El constructor europeo Airbus inauguró ayer en China una planta de acabados para su aviones A330, un desafío a su rival estadounidense Boeing en un mercado chino en plena expansión.
En Tianjin, una ciudad costera a 150 kilómetros de Pekín, Airbus ya tenía desde 2008 una cadena de montaje para aviones monopasillo A319 y A320, la primera que abrió fuera de Europa.
Ahora las mismas instalaciones tienen un centro de acabados para los aviones de largo recorrido A330, cuyo primer ejemplar, destinado a la compañía Tianjin Airlines, salió ayer oficialmente de la fábrica al son de tambores y platillos y en presencia de las autoridades.
La ceremonia contó con el director general delegado de Airbus, Fabrice Brégier, y con los dirigentes del constructor aeronáutico Avic, el socio chino de Airbus en Tianjin.
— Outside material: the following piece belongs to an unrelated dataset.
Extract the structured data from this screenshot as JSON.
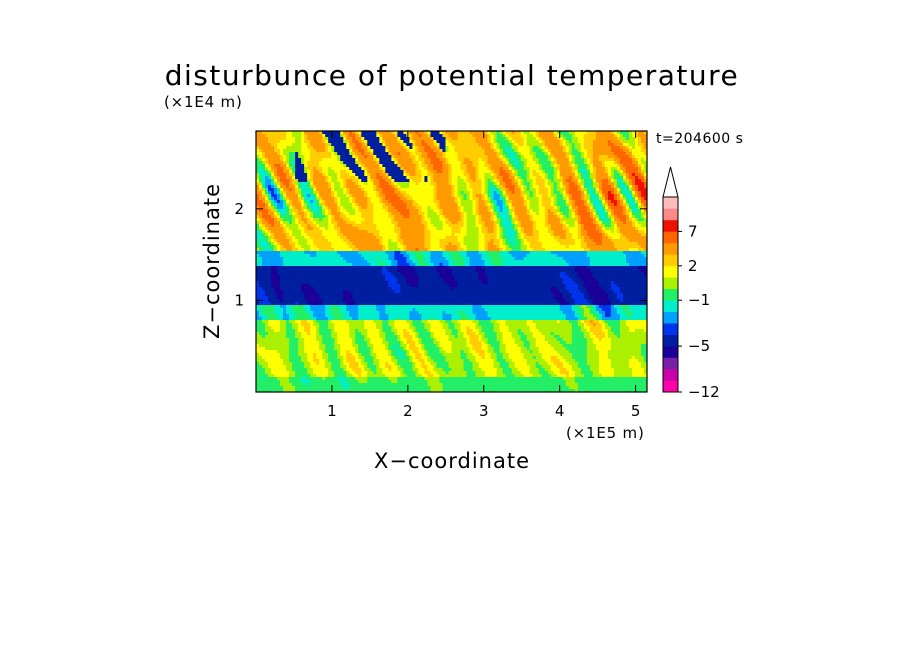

“Se abre un nuevo capítulo (...) Esta asociación estratégica en los aviones de gran capacidad reforzará la reputación de China como actor industrial aeronáutico”, dijo Brégier, en uno de los enormes hangares de la planta.
Las nuevas instalaciones en China, un mercado donde Airbus está empatado con Boeing, suponen una inversión de unos 200 millones de euros (238 millones de dólares) y quieren atraer también a las compañías locales.
La planta recibirá aviones A330 ensamblados en Francia y allí se equiparán las cabinas de los pilotos y también se pintará el exterior. Cada mes saldrán dos aparatos de la fábrica.